U.S. power cheap no more for Hydro

Scott Simpson
Vancouver Sun
Thursday, June 09, 2005

It's just as effective to build additional power sources in B.C., papers show

A voracious and troubled electricity market south of the border is killing BC Hydro's ability to bolster the province's energy supply with cheap U.S. power, documents suggest.

The cost to import electricity from the western United States has risen 11 per cent since 2003, and it's now just as cheap -- or even cheaper -- to develop new independent power production within the province.

That's a 180-degree turnaround from Hydro's decades-long practice of buying cheap off-hour import power and conserving B.C.'s sprawling hydroelectric resources for periods of peak demand.

Independent power producers say B.C. is now relying on so-called "brown" power from coal-fired and nuclear power plants, because Hydro has failed to develop new resources at the same pace as domestic needs have expanded.

About 12 per cent of the province's annual electricity needs are met by imports.

Hydro maintains it can still meet all demand in a pinch by firing up the old and dormant Burrard thermal generating plant -- although current market prices for natural gas make this a costly option.

Documents filed recently with the B.C. Utilities Commission show Hydro paid an average $52.50 per megawatt hour (enough power for 750 homes) in the 2004-20005 fiscal year, compared with $47.50 in 2003.

Cheap U.S. hydroelectricity has kept the overall import price down in decades past, but five consecutive years of drought along the Columbia River drainage in Washington state have taken that source out of the equation.

Meanwhile, a Calgary-based energy sector analyst is suggesting a power-hungry U.S. will be burning more natural gas for electricity this summer because the nation's coal-fired generation system is pretty much at the limits of its capacity.

Martin King sees North American gas prices rising 20 per cent -- a scenario which would push overall energy prices even higher, both for U.S. consumers and BC Hydro.

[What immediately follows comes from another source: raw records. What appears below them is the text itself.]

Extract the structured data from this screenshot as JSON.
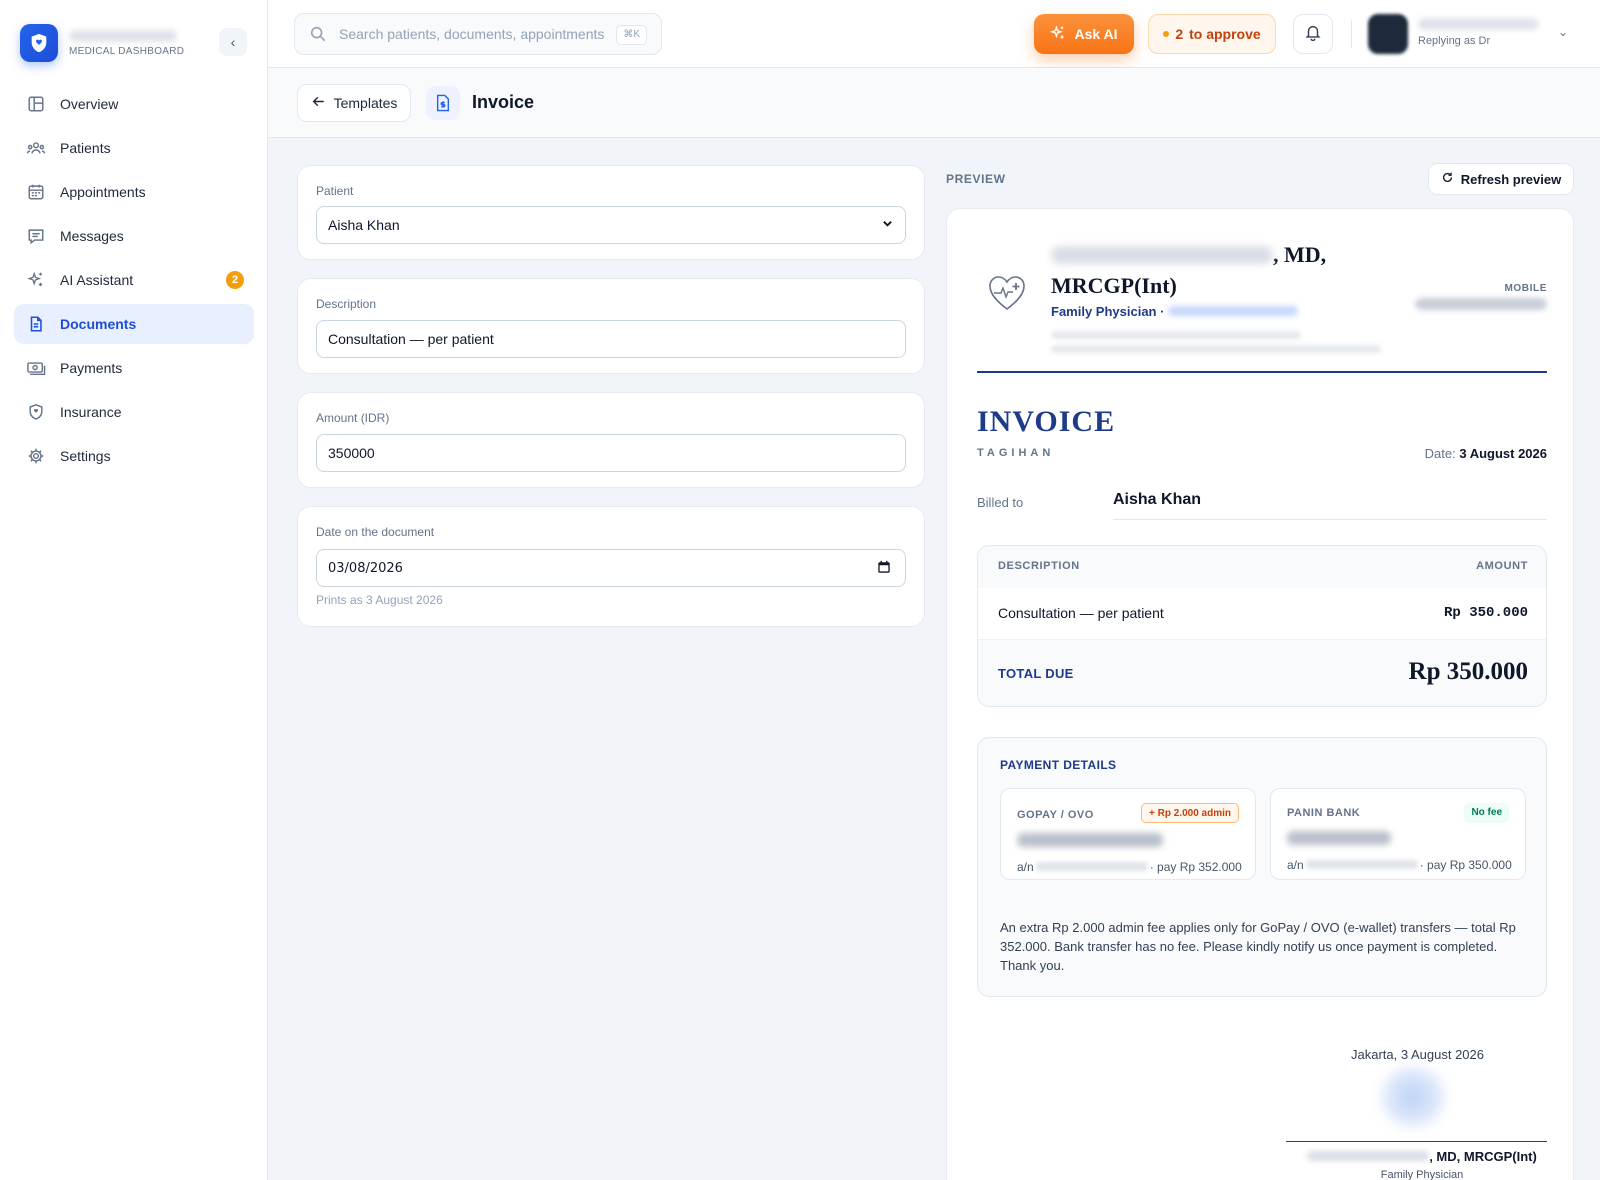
{
  "brand": {
    "subtitle": "MEDICAL DASHBOARD"
  },
  "sidebar": {
    "items": [
      {
        "label": "Overview",
        "icon": "layout-icon"
      },
      {
        "label": "Patients",
        "icon": "users-icon"
      },
      {
        "label": "Appointments",
        "icon": "calendar-icon"
      },
      {
        "label": "Messages",
        "icon": "message-icon"
      },
      {
        "label": "AI Assistant",
        "icon": "sparkle-icon",
        "badge": "2"
      },
      {
        "label": "Documents",
        "icon": "document-icon",
        "active": true
      },
      {
        "label": "Payments",
        "icon": "cash-icon"
      },
      {
        "label": "Insurance",
        "icon": "shield-icon"
      },
      {
        "label": "Settings",
        "icon": "gear-icon"
      }
    ]
  },
  "topbar": {
    "search_placeholder": "Search patients, documents, appointments",
    "shortcut": "⌘K",
    "ask_ai": "Ask AI",
    "approve_count": "2",
    "approve_label": "to approve",
    "user_sub": "Replying as Dr"
  },
  "page": {
    "back_label": "Templates",
    "title": "Invoice"
  },
  "form": {
    "patient": {
      "label": "Patient",
      "value": "Aisha Khan"
    },
    "description": {
      "label": "Description",
      "value": "Consultation — per patient"
    },
    "amount": {
      "label": "Amount (IDR)",
      "value": "350000"
    },
    "date": {
      "label": "Date on the document",
      "value": "03/08/2026",
      "hint": "Prints as 3 August 2026"
    }
  },
  "preview": {
    "label": "PREVIEW",
    "refresh": "Refresh preview",
    "doctor_suffix": ", MD,",
    "doctor_line2": "MRCGP(Int)",
    "role": "Family Physician ·",
    "mobile_label": "MOBILE",
    "doc_title": "INVOICE",
    "doc_subtitle": "TAGIHAN",
    "date_label": "Date:",
    "date_value": "3 August 2026",
    "billed_label": "Billed to",
    "billed_name": "Aisha Khan",
    "table": {
      "col_desc": "DESCRIPTION",
      "col_amount": "AMOUNT",
      "row_desc": "Consultation — per patient",
      "row_amount": "Rp 350.000",
      "total_label": "TOTAL DUE",
      "total_value": "Rp 350.000"
    },
    "payment": {
      "title": "PAYMENT DETAILS",
      "methods": [
        {
          "name": "GOPAY / OVO",
          "badge": "+ Rp 2.000 admin",
          "an_prefix": "a/n",
          "pay_text": "· pay Rp 352.000"
        },
        {
          "name": "PANIN BANK",
          "badge": "No fee",
          "an_prefix": "a/n",
          "pay_text": "· pay Rp 350.000"
        }
      ],
      "note": "An extra Rp 2.000 admin fee applies only for GoPay / OVO (e-wallet) transfers — total Rp 352.000. Bank transfer has no fee. Please kindly notify us once payment is completed. Thank you."
    },
    "place_date": "Jakarta, 3 August 2026",
    "sign_suffix": ", MD, MRCGP(Int)",
    "sign_role": "Family Physician"
  },
  "colors": {
    "accent": "#1d4ed8",
    "navy": "#1e3a8a",
    "orange": "#f97316"
  }
}
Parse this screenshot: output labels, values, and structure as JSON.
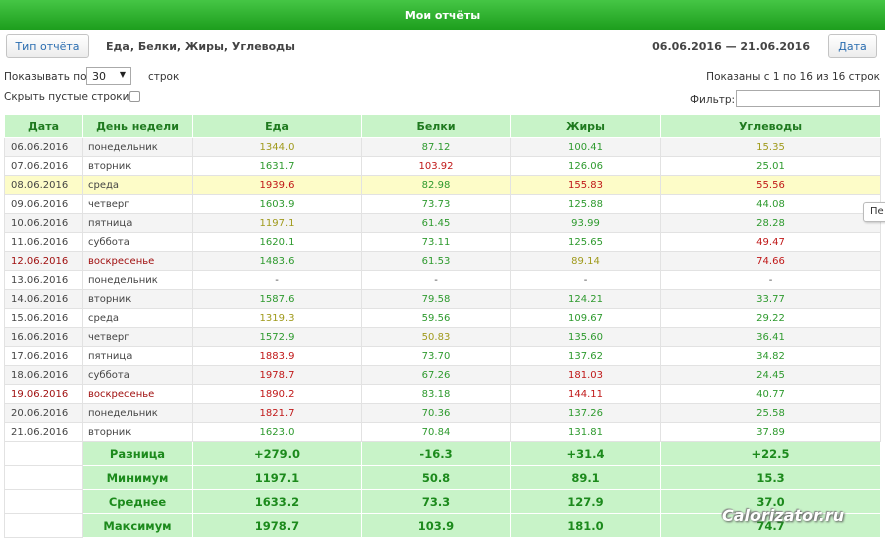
{
  "window": {
    "title": "Мои отчёты"
  },
  "toolbar": {
    "report_type_button": "Тип отчёта",
    "report_title": "Еда, Белки, Жиры, Углеводы",
    "date_range": "06.06.2016 — 21.06.2016",
    "date_button": "Дата"
  },
  "controls": {
    "show_label": "Показывать по",
    "rows_per_page": "30",
    "rows_label": "строк",
    "hide_empty_label": "Скрыть пустые строки:",
    "info": "Показаны с 1 по 16 из 16 строк",
    "filter_label": "Фильтр:",
    "filter_value": ""
  },
  "tooltip_fragment": "Пе",
  "table": {
    "headers": [
      "Дата",
      "День недели",
      "Еда",
      "Белки",
      "Жиры",
      "Углеводы"
    ],
    "rows": [
      {
        "date": "06.06.2016",
        "day": "понедельник",
        "food": "1344.0",
        "protein": "87.12",
        "fat": "100.41",
        "carbs": "15.35",
        "colors": [
          "o",
          "g",
          "g",
          "o"
        ]
      },
      {
        "date": "07.06.2016",
        "day": "вторник",
        "food": "1631.7",
        "protein": "103.92",
        "fat": "126.06",
        "carbs": "25.01",
        "colors": [
          "g",
          "r",
          "g",
          "g"
        ]
      },
      {
        "date": "08.06.2016",
        "day": "среда",
        "food": "1939.6",
        "protein": "82.98",
        "fat": "155.83",
        "carbs": "55.56",
        "colors": [
          "r",
          "g",
          "r",
          "r"
        ],
        "highlight": true
      },
      {
        "date": "09.06.2016",
        "day": "четверг",
        "food": "1603.9",
        "protein": "73.73",
        "fat": "125.88",
        "carbs": "44.08",
        "colors": [
          "g",
          "g",
          "g",
          "g"
        ]
      },
      {
        "date": "10.06.2016",
        "day": "пятница",
        "food": "1197.1",
        "protein": "61.45",
        "fat": "93.99",
        "carbs": "28.28",
        "colors": [
          "o",
          "g",
          "g",
          "g"
        ]
      },
      {
        "date": "11.06.2016",
        "day": "суббота",
        "food": "1620.1",
        "protein": "73.11",
        "fat": "125.65",
        "carbs": "49.47",
        "colors": [
          "g",
          "g",
          "g",
          "r"
        ]
      },
      {
        "date": "12.06.2016",
        "day": "воскресенье",
        "food": "1483.6",
        "protein": "61.53",
        "fat": "89.14",
        "carbs": "74.66",
        "colors": [
          "g",
          "g",
          "o",
          "r"
        ],
        "weekend": true
      },
      {
        "date": "13.06.2016",
        "day": "понедельник",
        "food": "-",
        "protein": "-",
        "fat": "-",
        "carbs": "-",
        "colors": [
          "n",
          "n",
          "n",
          "n"
        ]
      },
      {
        "date": "14.06.2016",
        "day": "вторник",
        "food": "1587.6",
        "protein": "79.58",
        "fat": "124.21",
        "carbs": "33.77",
        "colors": [
          "g",
          "g",
          "g",
          "g"
        ]
      },
      {
        "date": "15.06.2016",
        "day": "среда",
        "food": "1319.3",
        "protein": "59.56",
        "fat": "109.67",
        "carbs": "29.22",
        "colors": [
          "o",
          "g",
          "g",
          "g"
        ]
      },
      {
        "date": "16.06.2016",
        "day": "четверг",
        "food": "1572.9",
        "protein": "50.83",
        "fat": "135.60",
        "carbs": "36.41",
        "colors": [
          "g",
          "o",
          "g",
          "g"
        ]
      },
      {
        "date": "17.06.2016",
        "day": "пятница",
        "food": "1883.9",
        "protein": "73.70",
        "fat": "137.62",
        "carbs": "34.82",
        "colors": [
          "r",
          "g",
          "g",
          "g"
        ]
      },
      {
        "date": "18.06.2016",
        "day": "суббота",
        "food": "1978.7",
        "protein": "67.26",
        "fat": "181.03",
        "carbs": "24.45",
        "colors": [
          "r",
          "g",
          "r",
          "g"
        ]
      },
      {
        "date": "19.06.2016",
        "day": "воскресенье",
        "food": "1890.2",
        "protein": "83.18",
        "fat": "144.11",
        "carbs": "40.77",
        "colors": [
          "r",
          "g",
          "r",
          "g"
        ],
        "weekend": true
      },
      {
        "date": "20.06.2016",
        "day": "понедельник",
        "food": "1821.7",
        "protein": "70.36",
        "fat": "137.26",
        "carbs": "25.58",
        "colors": [
          "r",
          "g",
          "g",
          "g"
        ]
      },
      {
        "date": "21.06.2016",
        "day": "вторник",
        "food": "1623.0",
        "protein": "70.84",
        "fat": "131.81",
        "carbs": "37.89",
        "colors": [
          "g",
          "g",
          "g",
          "g"
        ]
      }
    ],
    "summary": [
      {
        "label": "Разница",
        "food": "+279.0",
        "protein": "-16.3",
        "fat": "+31.4",
        "carbs": "+22.5"
      },
      {
        "label": "Минимум",
        "food": "1197.1",
        "protein": "50.8",
        "fat": "89.1",
        "carbs": "15.3"
      },
      {
        "label": "Среднее",
        "food": "1633.2",
        "protein": "73.3",
        "fat": "127.9",
        "carbs": "37.0"
      },
      {
        "label": "Максимум",
        "food": "1978.7",
        "protein": "103.9",
        "fat": "181.0",
        "carbs": "74.7"
      }
    ]
  },
  "watermark": "Calorizator.ru"
}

"BC Hydro through Powerex was enjoying importing low load hour power over the earlier years of this millennium but in the last three years it's gone up quite steeply," Independent Power Producers Association of British Columbia president Steve Davis said on Wednesday.

"When you look at price, security and environmental impact, the high import strategy doesn't make sense any more," Davis added.

"The $52.50 price was the average in fiscal 2005. The rather painful irony is that that is essentially equal to the price BC Hydro paid to the green B.C.-based IPPs in their most recent call for power.

"More subtly, those green IPPs pay about $20 per megawatt hour back to various governments through water rentals, through taxes and through levies to regional districts or first nations."

Hydro spokeswoman Elisha Moreno said the crown corporation is "definitely" trying to get more independent power projects operational in B.C., but must also deliver the lowest electricity price.

"In the ideal world we are looking at becoming self-sufficient within British Columbia," Moreno said. "The challenge we face in expediting projects is that we must maintain a competitive process."

ssimpson@png.canwest.com

MADE IN AMERICA:

Powerex imports about 11 per cent of the electricity we consume in B.C. each year. And while some of that comes from Alberta (about two per cent of imports in fiscal 2005), the other 98 per cent comes from the U.S. That dependency on American energy is getting more and more costly.

Average cost of U.S. power imports

Fiscal 2003:

$47.50 Cdn per mega-watt hour

Fiscal 2004:

$49.90 Cdn per mw hour

Fiscal 2005:

$52.50 Cdn per mw hour

Increase over the three-year period:

More than 11 per cent

Source: B.C. Hydro

Ran with fact box "Made in America", which has been appended to the end of the story.